Moylough native John Towey, then 21 years old, found the shrine in Moylough in April or May 1945 while digging turf on his father's land. He described how his spade hit something hard at a depth of about three and half feet, which he assumed to be a stone. After clearing the surrounding peat with a trowel, he found the belt in an upright position and slightly open, in what appeared to be a diamond shape. He was digging in virgin turf and did not notice any covering or container. Towey said that the hinged sections were still movable, indicating that they have not suffered much corrosion. Not realising the age and value of the object, he kept it at his home for about a month, until his postman, John Nicholson guessed at its importance and advised him to contact the National Museum of Ireland (NMI).

Towey wrote to the NMI asking for assistance, declaring that: "I have found in the bog on the fourth split of turf what appears to be a belt. Its round in shape and has four separate pieces with Celtic crosses and it's made of iron. I would be much obliged if you could tell me what it is." The Museum quickly established the belt's approximate dating and acquired it a few weeks later. Joseph Raftery, the NMI's then Keeper of Antiquities (and later director), described it as an "exceedingly fine specimen of Early Christian metal, glass and enamel work of the 8th century A.D.", and as "easily one of the finest things that have been acquired by this division in the last 50 years."
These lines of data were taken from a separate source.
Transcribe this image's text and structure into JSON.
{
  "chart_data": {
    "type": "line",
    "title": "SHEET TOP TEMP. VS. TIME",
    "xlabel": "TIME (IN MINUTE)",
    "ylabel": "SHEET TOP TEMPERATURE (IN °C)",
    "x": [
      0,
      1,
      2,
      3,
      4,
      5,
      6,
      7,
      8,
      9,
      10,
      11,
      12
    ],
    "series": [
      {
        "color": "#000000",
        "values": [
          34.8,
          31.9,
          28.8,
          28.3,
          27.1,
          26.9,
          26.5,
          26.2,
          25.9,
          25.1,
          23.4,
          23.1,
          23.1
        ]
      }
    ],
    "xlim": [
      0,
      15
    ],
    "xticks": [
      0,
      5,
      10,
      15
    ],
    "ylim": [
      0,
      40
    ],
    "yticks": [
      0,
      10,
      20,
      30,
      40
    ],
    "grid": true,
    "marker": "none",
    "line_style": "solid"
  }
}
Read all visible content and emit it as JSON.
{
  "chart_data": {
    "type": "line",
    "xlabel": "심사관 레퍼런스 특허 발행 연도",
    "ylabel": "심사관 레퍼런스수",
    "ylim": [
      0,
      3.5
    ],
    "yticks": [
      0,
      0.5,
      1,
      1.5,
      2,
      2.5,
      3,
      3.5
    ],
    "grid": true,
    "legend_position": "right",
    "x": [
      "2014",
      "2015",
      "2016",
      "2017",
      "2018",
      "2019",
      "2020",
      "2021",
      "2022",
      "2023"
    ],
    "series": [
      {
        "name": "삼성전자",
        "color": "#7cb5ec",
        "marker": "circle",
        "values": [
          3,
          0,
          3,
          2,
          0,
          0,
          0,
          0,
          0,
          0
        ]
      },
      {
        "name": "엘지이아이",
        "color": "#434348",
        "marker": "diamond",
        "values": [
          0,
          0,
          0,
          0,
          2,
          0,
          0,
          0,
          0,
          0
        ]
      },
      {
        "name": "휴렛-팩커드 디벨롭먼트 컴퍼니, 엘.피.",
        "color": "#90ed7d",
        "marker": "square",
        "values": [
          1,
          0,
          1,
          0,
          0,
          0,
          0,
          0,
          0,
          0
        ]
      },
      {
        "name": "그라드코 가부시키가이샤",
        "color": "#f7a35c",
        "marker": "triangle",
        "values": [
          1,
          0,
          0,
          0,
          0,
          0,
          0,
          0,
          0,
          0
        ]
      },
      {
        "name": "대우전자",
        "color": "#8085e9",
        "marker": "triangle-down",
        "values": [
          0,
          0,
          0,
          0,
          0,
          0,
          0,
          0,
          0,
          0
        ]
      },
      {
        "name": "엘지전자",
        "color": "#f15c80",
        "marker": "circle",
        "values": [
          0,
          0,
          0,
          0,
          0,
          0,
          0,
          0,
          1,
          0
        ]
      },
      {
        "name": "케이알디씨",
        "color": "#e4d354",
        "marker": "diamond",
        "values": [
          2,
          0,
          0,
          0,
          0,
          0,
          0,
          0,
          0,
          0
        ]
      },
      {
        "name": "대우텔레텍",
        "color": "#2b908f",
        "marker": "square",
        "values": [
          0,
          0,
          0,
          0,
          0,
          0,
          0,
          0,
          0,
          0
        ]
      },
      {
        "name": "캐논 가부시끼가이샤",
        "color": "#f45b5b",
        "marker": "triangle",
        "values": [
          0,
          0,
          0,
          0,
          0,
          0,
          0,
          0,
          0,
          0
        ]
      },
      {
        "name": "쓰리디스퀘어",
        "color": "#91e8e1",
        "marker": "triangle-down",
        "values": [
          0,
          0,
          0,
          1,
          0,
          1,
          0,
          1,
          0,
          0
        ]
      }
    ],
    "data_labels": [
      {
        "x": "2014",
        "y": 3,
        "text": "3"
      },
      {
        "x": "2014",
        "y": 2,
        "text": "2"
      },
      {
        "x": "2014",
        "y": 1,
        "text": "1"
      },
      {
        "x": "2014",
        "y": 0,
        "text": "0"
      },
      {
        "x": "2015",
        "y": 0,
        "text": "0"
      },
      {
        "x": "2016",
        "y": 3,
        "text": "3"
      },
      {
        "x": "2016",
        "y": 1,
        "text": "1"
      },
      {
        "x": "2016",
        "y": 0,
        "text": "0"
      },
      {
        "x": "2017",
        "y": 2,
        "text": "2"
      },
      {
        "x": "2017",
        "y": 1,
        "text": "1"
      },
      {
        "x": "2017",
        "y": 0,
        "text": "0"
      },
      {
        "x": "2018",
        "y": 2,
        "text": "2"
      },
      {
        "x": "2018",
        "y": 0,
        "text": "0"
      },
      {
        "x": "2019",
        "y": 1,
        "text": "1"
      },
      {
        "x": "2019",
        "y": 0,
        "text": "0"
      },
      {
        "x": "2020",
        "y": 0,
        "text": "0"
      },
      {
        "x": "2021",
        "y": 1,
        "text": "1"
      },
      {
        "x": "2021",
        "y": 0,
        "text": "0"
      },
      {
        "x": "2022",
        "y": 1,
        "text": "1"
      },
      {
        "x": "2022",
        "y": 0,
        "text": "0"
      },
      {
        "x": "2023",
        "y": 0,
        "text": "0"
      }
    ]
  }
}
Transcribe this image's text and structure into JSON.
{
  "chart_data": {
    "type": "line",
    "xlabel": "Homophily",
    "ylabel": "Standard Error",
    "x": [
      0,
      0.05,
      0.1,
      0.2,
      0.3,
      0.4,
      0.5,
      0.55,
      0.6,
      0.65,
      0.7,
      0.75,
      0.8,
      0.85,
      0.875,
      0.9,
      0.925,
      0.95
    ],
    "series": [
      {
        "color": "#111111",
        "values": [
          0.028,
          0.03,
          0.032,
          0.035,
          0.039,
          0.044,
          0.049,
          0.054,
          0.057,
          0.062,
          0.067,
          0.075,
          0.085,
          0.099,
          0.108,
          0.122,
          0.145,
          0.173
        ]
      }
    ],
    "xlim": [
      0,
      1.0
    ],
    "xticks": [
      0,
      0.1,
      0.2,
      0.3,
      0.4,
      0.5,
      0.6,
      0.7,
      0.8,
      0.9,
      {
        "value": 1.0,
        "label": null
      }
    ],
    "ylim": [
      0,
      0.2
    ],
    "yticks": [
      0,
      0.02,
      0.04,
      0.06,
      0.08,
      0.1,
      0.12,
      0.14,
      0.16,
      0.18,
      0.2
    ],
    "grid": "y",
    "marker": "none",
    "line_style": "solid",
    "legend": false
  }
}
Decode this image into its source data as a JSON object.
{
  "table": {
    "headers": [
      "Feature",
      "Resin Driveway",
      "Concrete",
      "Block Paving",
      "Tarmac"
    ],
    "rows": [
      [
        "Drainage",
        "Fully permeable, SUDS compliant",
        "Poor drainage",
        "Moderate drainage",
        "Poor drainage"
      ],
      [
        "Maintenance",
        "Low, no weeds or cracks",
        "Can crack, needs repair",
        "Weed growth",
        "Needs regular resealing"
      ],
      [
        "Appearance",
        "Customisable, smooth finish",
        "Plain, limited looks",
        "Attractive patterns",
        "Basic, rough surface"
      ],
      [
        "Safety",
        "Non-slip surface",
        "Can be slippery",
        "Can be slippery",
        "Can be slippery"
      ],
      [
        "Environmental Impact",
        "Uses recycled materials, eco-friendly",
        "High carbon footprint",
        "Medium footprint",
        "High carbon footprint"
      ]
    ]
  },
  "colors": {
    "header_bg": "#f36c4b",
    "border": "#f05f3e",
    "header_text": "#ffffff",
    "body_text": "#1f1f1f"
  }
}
Because turf cutting had continued in between, the find spot had been destroyed, it is unknown if the object had been accidentally lost or purposely buried for safe keeping, although the former is unlikely given its size. Towey viewed the shrine at the NMI a number of years later, and said that it had looked better when he first found it in 1945. In 1995 (shortly before Towey's death), the find spot was marked by a plaque erected commemorating the 50th anniversary of the discovery.

==Conservation==
The Moylough Belt-Shrine was discovered during a period when the NMI was under financial stress, and its collection had just been returned from Athlone, where it had been stored during the Second World War. As the conservation of the belt was beyond the NMI's means, they contacted the British Museum in July 1945 to aid the project. Although the BM was under great financial and resource constraints in the aftermath of German bombing campaigns, they agreed to undertake extensive conservation work. The shrine was exhibited that year at a meeting of the Society of Antiquaries of London, and was returned to the NMI in February 1947.

Although the shrine is overall in good condition, some areas have suffered damage and losses, while others have been poorly repaired. Parts of the bronze work have been corroded by acids in the bog. The buckle seems to have been "crudely repaired in antiquity", while three of the silver panels do not quite match their fittings and maybe later additions. Some of the binding strips and rivets are missing, while parts of the buckle's glass studs have sustained damage. The tinned surface is worn and has faded, and the contrast between the bronze panels and silver side plates which, according to Ó Floinn "would have been striking".

The shrine is today considered to be one of the finest examples of Insular metalwork, and is on permanent display in the National Museum of Ireland's Treasury room. It has been shown internationally on a number of occasions, including in 1989 as part of the "Work of Angels" exhibition at the British Museum.